I was the only female author at the table, the others being: Joe Stein who was up for the fiction prize with his book, ‘Through Another Night’; Kevin Price with his children’s book ‘Curious Creatures’, Quentin Smith, another fiction author with ‘Huber’s Tattoo’; Rob Jones with his children’s book, ‘Bernard’, and, last but not least, Tim Wotton, who had written a memoir about living with cystic fibrosis called ‘How Have I Cheated Death?’
Beautifully presented and interesting dishes were presented to us, starting with pea mousse served with a sliver of air dried ham. You must understand they weren’t just any old peas and ham, the menu proudly announced the provenance of the two main ingredients – “Kentish Peas” and “Cumbrian Ham”.
For the main course we had Gressingham duck with fondant potato, cherries and glazed cabbage. The most creative course was the dessert which was a de-constructed trifle consisting of a sheet of Pimms jelly, blobs of lavender custard and mint and cucumber sorbet.
Waiters hovered, filling up our glasses at the first sign of a drop in the level of wine held within them. Throughout the meal I chatted with the others at the table, discovering a local connection with Rob Jones who happens to know a friend of mine. It’s certainly a small world! I had a lovely conversation with Tim Wotton and through the course of the evening was mistaken for both his wife and his mother!
As Frederick Forsyth, Patron of The People’s Book Prize, was unable to come along in person he had sent along a short video message wishing us all a fun evening. We watched and applauded politely.
Promptly at 8:20pm, the non-fiction finalists made their way to the stage, standing in their rehearsed positions as the camera panned along the line. Tension mounted as the presenter tore open the envelope. The winner was announced, “Grumpy Old Menopause” by Carol E Wyer!” Carol stepped up to the podium to receive the beautiful crystal trophy and give her little speech. It really was like the Oscars, only on a smaller scale.
Next up were the children’s finalists. Three of us from our table got up and followed the others onto the stage. My heart was pounding so loudly I was worried the microphone on the podium would pick up the sound and it would be broadcast across the nation!
Once again, the camera panned across as our names and book titles were read out and the presenter of the children’s book award ripped open the envelope.

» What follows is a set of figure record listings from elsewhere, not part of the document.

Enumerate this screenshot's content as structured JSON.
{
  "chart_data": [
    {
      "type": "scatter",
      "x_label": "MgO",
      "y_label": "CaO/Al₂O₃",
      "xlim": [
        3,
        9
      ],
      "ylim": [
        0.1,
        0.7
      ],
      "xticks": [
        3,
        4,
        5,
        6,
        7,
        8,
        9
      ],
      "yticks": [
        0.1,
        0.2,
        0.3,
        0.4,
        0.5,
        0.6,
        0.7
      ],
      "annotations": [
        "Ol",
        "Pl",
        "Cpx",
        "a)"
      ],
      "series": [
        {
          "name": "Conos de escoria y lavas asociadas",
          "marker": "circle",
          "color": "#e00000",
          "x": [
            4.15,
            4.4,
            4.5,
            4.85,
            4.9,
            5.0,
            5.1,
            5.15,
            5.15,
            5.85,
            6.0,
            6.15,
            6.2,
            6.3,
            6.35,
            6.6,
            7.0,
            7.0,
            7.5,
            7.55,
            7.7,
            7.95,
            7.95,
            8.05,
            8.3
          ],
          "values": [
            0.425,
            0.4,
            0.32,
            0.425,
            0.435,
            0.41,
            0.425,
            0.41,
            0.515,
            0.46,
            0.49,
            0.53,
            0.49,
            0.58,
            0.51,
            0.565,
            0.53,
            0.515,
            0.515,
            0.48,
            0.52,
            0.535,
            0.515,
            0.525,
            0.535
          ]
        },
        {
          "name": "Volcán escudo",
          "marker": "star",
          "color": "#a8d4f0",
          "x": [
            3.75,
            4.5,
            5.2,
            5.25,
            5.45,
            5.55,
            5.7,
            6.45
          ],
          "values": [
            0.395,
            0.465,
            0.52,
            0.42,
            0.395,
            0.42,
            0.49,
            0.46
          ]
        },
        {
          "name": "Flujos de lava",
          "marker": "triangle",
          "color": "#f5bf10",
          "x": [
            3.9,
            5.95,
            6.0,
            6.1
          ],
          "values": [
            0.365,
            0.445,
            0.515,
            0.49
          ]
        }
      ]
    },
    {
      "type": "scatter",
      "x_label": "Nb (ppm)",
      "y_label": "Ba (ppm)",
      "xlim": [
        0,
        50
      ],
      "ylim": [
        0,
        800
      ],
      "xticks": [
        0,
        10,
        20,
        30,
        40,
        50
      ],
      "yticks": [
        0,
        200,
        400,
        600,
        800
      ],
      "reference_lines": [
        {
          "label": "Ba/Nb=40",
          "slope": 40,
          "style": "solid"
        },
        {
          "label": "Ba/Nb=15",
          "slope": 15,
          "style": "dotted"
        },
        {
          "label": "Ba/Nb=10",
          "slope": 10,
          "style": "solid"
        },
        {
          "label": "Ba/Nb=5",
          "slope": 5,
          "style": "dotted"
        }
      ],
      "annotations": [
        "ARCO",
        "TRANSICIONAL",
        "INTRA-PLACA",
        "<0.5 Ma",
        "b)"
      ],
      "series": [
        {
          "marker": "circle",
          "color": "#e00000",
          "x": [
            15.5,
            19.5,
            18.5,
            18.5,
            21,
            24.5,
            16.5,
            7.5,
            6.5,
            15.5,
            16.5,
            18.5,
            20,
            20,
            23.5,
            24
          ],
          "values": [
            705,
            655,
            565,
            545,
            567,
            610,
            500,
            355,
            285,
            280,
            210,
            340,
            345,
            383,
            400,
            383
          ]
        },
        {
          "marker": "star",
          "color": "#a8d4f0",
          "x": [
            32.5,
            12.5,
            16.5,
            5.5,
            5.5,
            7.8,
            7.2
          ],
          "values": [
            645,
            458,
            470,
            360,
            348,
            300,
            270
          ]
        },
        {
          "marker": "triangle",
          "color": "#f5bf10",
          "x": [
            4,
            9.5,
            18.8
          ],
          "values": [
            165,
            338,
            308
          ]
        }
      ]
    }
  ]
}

“The winner is… Bernard by Rob Jones!” I was so delighted that someone on our table had won that I really wasn’t upset at all it hadn’t been me.
The fiction awards came next following exactly the same pattern, apart from having to wait while the adverts were on TV! Some of the people at the table had been following Sky News on their phones and so far nothing had been broadcast. This was to change with the fiction category. You can see the back of head at 3:24 on this video.
After coffee and some rather yummy chocolates we had to perform The Loving Cup ceremony. Rather than attempting to explain what we had to do and why, here’s a short video that shows it.
By that end of the evening, none of us were too certain what we had to do but we all helped each other along – symbolic of the camaraderie I felt and experienced throughout the evening.
I want to thank all friends of Agnil who have supported me and voted for the book in this competition. I would never have even been in the finals without you all! I didn’t win but I felt so privileged being there among such lovely people, breathing in the ambience. I came away with a renewed enthusiasm for writing and itching to get started on my next book. Perhaps I’m a winner after all!